The IMF’s World Economic Outlook comes out on Tuesday, October 9.

The IMF’s Global Financial Stability Report comes out on Wednesday, Oct 10.

Here are IMF GDP data I pulled out of last quarter’s reports, done in July 2012.

All data will be updated:

Advanced Economies     2011     +1.6%        2012     +1.4%          2013   +1.9%

United States                    2011     +1.7%        2012     +2.0%          2013   +2.3%

Euro Area                          2011      +1.5%        2012     (-0.3%)        2013   +0.7%

China                                 2011      +9.2%        2012     +8.0%          2013   +8.5%

Open this nice IMF tool to view the long-term global GDP growth picture…

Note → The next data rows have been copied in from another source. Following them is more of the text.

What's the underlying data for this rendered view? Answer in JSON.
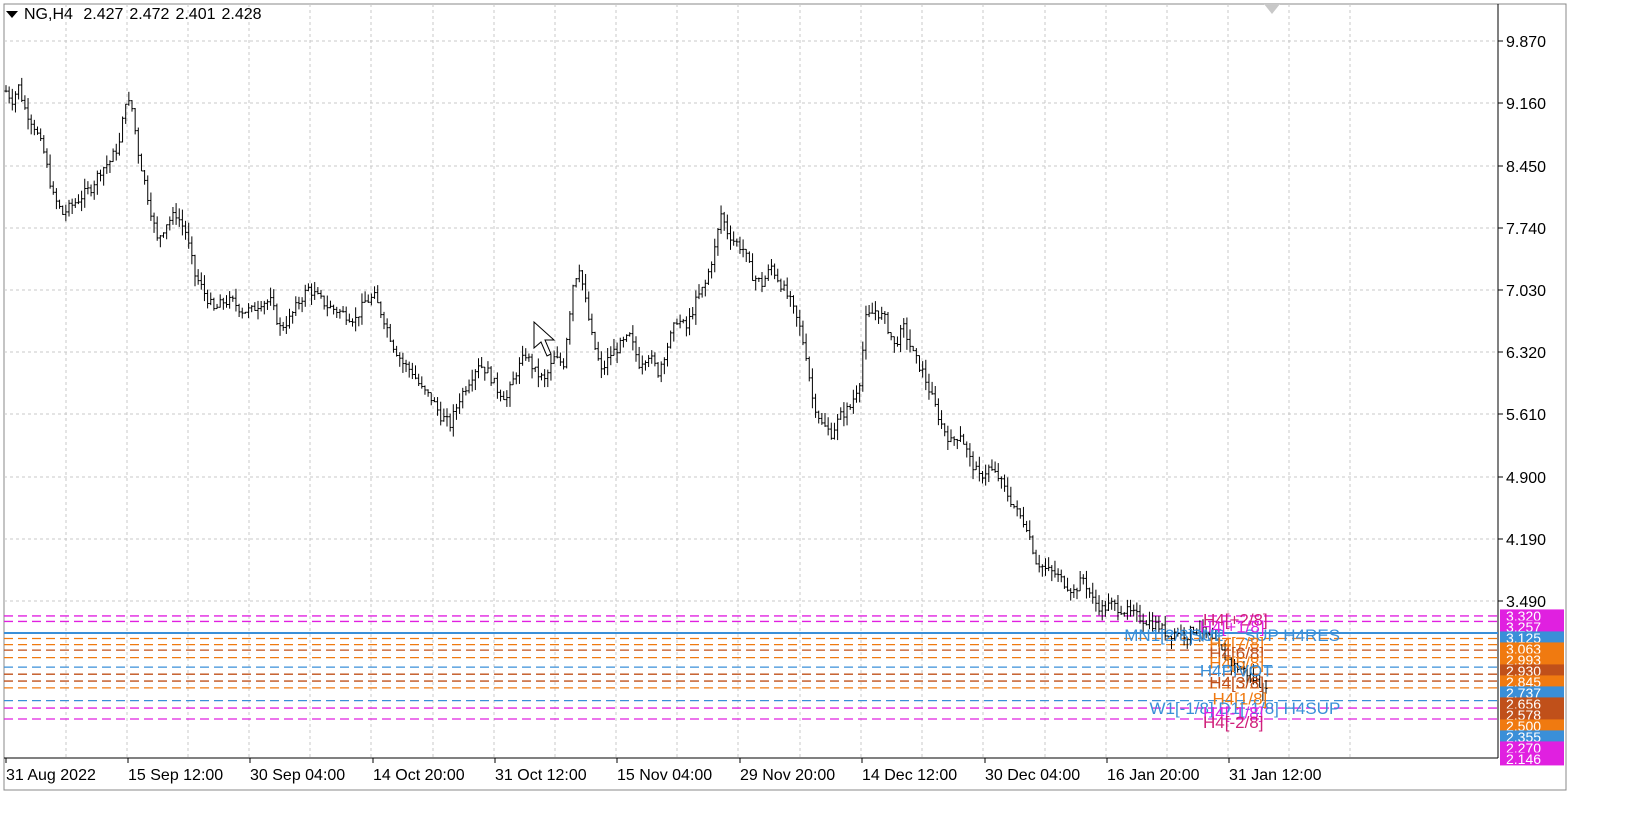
{
  "header": {
    "symbol_timeframe": "NG,H4",
    "open": "2.427",
    "high": "2.472",
    "low": "2.401",
    "close": "2.428"
  },
  "colors": {
    "background": "#ffffff",
    "grid": "#c0c0c0",
    "bars": "#000000",
    "magenta": "#e020e0",
    "pink": "#d0207a",
    "orange": "#f07a10",
    "dark_orange": "#c0501a",
    "blue": "#3a8fd8",
    "dodger": "#1e90ff"
  },
  "chart_data": {
    "type": "ohlc",
    "timeframe": "H4",
    "symbol": "NG",
    "y_ticks": [
      "9.870",
      "9.160",
      "8.450",
      "7.740",
      "7.030",
      "6.320",
      "5.610",
      "4.900",
      "4.190",
      "3.490"
    ],
    "x_ticks": [
      "31 Aug 2022",
      "15 Sep 12:00",
      "30 Sep 04:00",
      "14 Oct 20:00",
      "31 Oct 12:00",
      "15 Nov 04:00",
      "29 Nov 20:00",
      "14 Dec 12:00",
      "30 Dec 04:00",
      "16 Jan 20:00",
      "31 Jan 12:00"
    ],
    "ylim": [
      2.0,
      10.3
    ],
    "grid": true,
    "price_path": [
      [
        0,
        9.3
      ],
      [
        2,
        9.2
      ],
      [
        4,
        9.35
      ],
      [
        6,
        9.1
      ],
      [
        9,
        8.9
      ],
      [
        12,
        8.6
      ],
      [
        15,
        8.1
      ],
      [
        18,
        7.9
      ],
      [
        21,
        8.0
      ],
      [
        24,
        8.1
      ],
      [
        27,
        8.2
      ],
      [
        30,
        8.4
      ],
      [
        33,
        8.5
      ],
      [
        36,
        8.7
      ],
      [
        38,
        9.2
      ],
      [
        40,
        9.1
      ],
      [
        42,
        8.6
      ],
      [
        45,
        8.1
      ],
      [
        48,
        7.6
      ],
      [
        51,
        7.8
      ],
      [
        54,
        7.9
      ],
      [
        57,
        7.7
      ],
      [
        60,
        7.2
      ],
      [
        63,
        7.0
      ],
      [
        66,
        6.8
      ],
      [
        69,
        6.9
      ],
      [
        72,
        6.9
      ],
      [
        75,
        6.8
      ],
      [
        78,
        6.8
      ],
      [
        81,
        6.9
      ],
      [
        84,
        6.9
      ],
      [
        87,
        6.6
      ],
      [
        90,
        6.7
      ],
      [
        93,
        6.9
      ],
      [
        96,
        7.05
      ],
      [
        99,
        6.95
      ],
      [
        102,
        6.85
      ],
      [
        105,
        6.8
      ],
      [
        108,
        6.75
      ],
      [
        111,
        6.7
      ],
      [
        114,
        6.9
      ],
      [
        117,
        6.95
      ],
      [
        120,
        6.7
      ],
      [
        123,
        6.4
      ],
      [
        126,
        6.2
      ],
      [
        129,
        6.1
      ],
      [
        132,
        5.9
      ],
      [
        135,
        5.8
      ],
      [
        138,
        5.6
      ],
      [
        141,
        5.5
      ],
      [
        144,
        5.8
      ],
      [
        147,
        6.0
      ],
      [
        150,
        6.2
      ],
      [
        153,
        6.1
      ],
      [
        156,
        5.9
      ],
      [
        159,
        5.8
      ],
      [
        162,
        6.1
      ],
      [
        165,
        6.3
      ],
      [
        168,
        6.1
      ],
      [
        171,
        6.0
      ],
      [
        174,
        6.25
      ],
      [
        177,
        6.2
      ],
      [
        180,
        7.1
      ],
      [
        182,
        7.3
      ],
      [
        184,
        6.9
      ],
      [
        186,
        6.5
      ],
      [
        189,
        6.1
      ],
      [
        192,
        6.3
      ],
      [
        195,
        6.4
      ],
      [
        198,
        6.5
      ],
      [
        201,
        6.2
      ],
      [
        204,
        6.3
      ],
      [
        207,
        6.1
      ],
      [
        210,
        6.4
      ],
      [
        213,
        6.7
      ],
      [
        216,
        6.6
      ],
      [
        219,
        6.9
      ],
      [
        222,
        7.1
      ],
      [
        225,
        7.5
      ],
      [
        227,
        7.9
      ],
      [
        229,
        7.7
      ],
      [
        231,
        7.6
      ],
      [
        234,
        7.5
      ],
      [
        237,
        7.2
      ],
      [
        240,
        7.1
      ],
      [
        243,
        7.3
      ],
      [
        246,
        7.1
      ],
      [
        249,
        6.9
      ],
      [
        252,
        6.6
      ],
      [
        254,
        6.3
      ],
      [
        256,
        5.8
      ],
      [
        259,
        5.5
      ],
      [
        262,
        5.4
      ],
      [
        265,
        5.6
      ],
      [
        268,
        5.7
      ],
      [
        271,
        6.0
      ],
      [
        273,
        6.7
      ],
      [
        276,
        6.8
      ],
      [
        279,
        6.7
      ],
      [
        282,
        6.4
      ],
      [
        285,
        6.6
      ],
      [
        288,
        6.3
      ],
      [
        291,
        6.1
      ],
      [
        294,
        5.8
      ],
      [
        297,
        5.5
      ],
      [
        300,
        5.3
      ],
      [
        303,
        5.4
      ],
      [
        306,
        5.1
      ],
      [
        309,
        4.9
      ],
      [
        312,
        5.0
      ],
      [
        315,
        4.9
      ],
      [
        318,
        4.7
      ],
      [
        321,
        4.5
      ],
      [
        324,
        4.35
      ],
      [
        327,
        3.95
      ],
      [
        330,
        3.85
      ],
      [
        333,
        3.8
      ],
      [
        336,
        3.7
      ],
      [
        339,
        3.6
      ],
      [
        342,
        3.75
      ],
      [
        345,
        3.5
      ],
      [
        348,
        3.4
      ],
      [
        351,
        3.45
      ],
      [
        354,
        3.4
      ],
      [
        357,
        3.35
      ],
      [
        360,
        3.3
      ],
      [
        363,
        3.25
      ],
      [
        366,
        3.2
      ],
      [
        369,
        3.1
      ],
      [
        372,
        3.15
      ],
      [
        375,
        3.1
      ],
      [
        378,
        3.2
      ],
      [
        381,
        3.1
      ],
      [
        384,
        3.0
      ],
      [
        387,
        2.85
      ],
      [
        390,
        2.75
      ],
      [
        393,
        2.7
      ],
      [
        396,
        2.6
      ],
      [
        398,
        2.55
      ],
      [
        400,
        2.45
      ]
    ],
    "levels": [
      {
        "value": 3.32,
        "color": "#e020e0",
        "style": "dash",
        "axis_label": "3.320"
      },
      {
        "value": 3.257,
        "color": "#e020e0",
        "style": "dash",
        "axis_label": "3.257"
      },
      {
        "value": 3.125,
        "color": "#3a8fd8",
        "style": "solid",
        "axis_label": "3.125"
      },
      {
        "value": 3.063,
        "color": "#f07a10",
        "style": "dash",
        "axis_label": "3.063"
      },
      {
        "value": 2.993,
        "color": "#f07a10",
        "style": "dash",
        "axis_label": "2.993"
      },
      {
        "value": 2.93,
        "color": "#c0501a",
        "style": "dash",
        "axis_label": "2.930"
      },
      {
        "value": 2.845,
        "color": "#f07a10",
        "style": "dash",
        "axis_label": "2.845"
      },
      {
        "value": 2.737,
        "color": "#3a8fd8",
        "style": "dash",
        "axis_label": "2.737"
      },
      {
        "value": 2.656,
        "color": "#c0501a",
        "style": "dash",
        "axis_label": "2.656"
      },
      {
        "value": 2.578,
        "color": "#c0501a",
        "style": "dash",
        "axis_label": "2.578"
      },
      {
        "value": 2.5,
        "color": "#f07a10",
        "style": "dash",
        "axis_label": "2.500"
      },
      {
        "value": 2.355,
        "color": "#3a8fd8",
        "style": "dash",
        "axis_label": "2.355"
      },
      {
        "value": 2.27,
        "color": "#e020e0",
        "style": "dash",
        "axis_label": "2.270"
      },
      {
        "value": 2.146,
        "color": "#e020e0",
        "style": "dash",
        "axis_label": "2.146"
      }
    ],
    "annotations": [
      {
        "text": "H4[+2/8]",
        "color": "#d0207a",
        "x": 380,
        "y": 3.28
      },
      {
        "text": "MN1[2/8] W1",
        "color": "#3a8fd8",
        "x": 355,
        "y": 3.1
      },
      {
        "text": "SUP",
        "color": "#3a8fd8",
        "x": 376,
        "y": 3.1
      },
      {
        "text": "SUP H4RES",
        "color": "#3a8fd8",
        "x": 393,
        "y": 3.1
      },
      {
        "text": "H4[+1/8]",
        "color": "#e020e0",
        "x": 379,
        "y": 3.2
      },
      {
        "text": "H4[7/8]",
        "color": "#f07a10",
        "x": 382,
        "y": 3.01
      },
      {
        "text": "H4[6/8]",
        "color": "#c0501a",
        "x": 382,
        "y": 2.9
      },
      {
        "text": "H4[5/8]",
        "color": "#f07a10",
        "x": 382,
        "y": 2.79
      },
      {
        "text": "H4PIVOT",
        "color": "#3a8fd8",
        "x": 379,
        "y": 2.7
      },
      {
        "text": "H4[3/8]",
        "color": "#c0501a",
        "x": 382,
        "y": 2.56
      },
      {
        "text": "H4[1/8]",
        "color": "#f07a10",
        "x": 383,
        "y": 2.38
      },
      {
        "text": "W1[-1/8] D1[-1/8] H4SUP",
        "color": "#3a8fd8",
        "x": 363,
        "y": 2.27
      },
      {
        "text": "H4[-1/8]",
        "color": "#e020e0",
        "x": 380,
        "y": 2.22
      },
      {
        "text": "H4[-2/8]",
        "color": "#d0207a",
        "x": 380,
        "y": 2.11
      }
    ]
  }
}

For its part, the World Bank reported Monday, Oct. 8th that China should expand +7.7% in 2012 and +8.1% in 2013.  For China, this weaker World Bank GDP data argues for a reduction in the coming IMF GDP growth numbers.

My debate questions?

(1) Is the U.S. economy still going to show stronger real GDP growth in 2013?  Why or why not?

(2) Does U.S. GDP growth push new macro support on China and Europe?

(3) Can the U.S. economy lead the major parts of the world economy in 2013?


(4) Did (U.S. and non-U.S.) equity markets already price in the new data?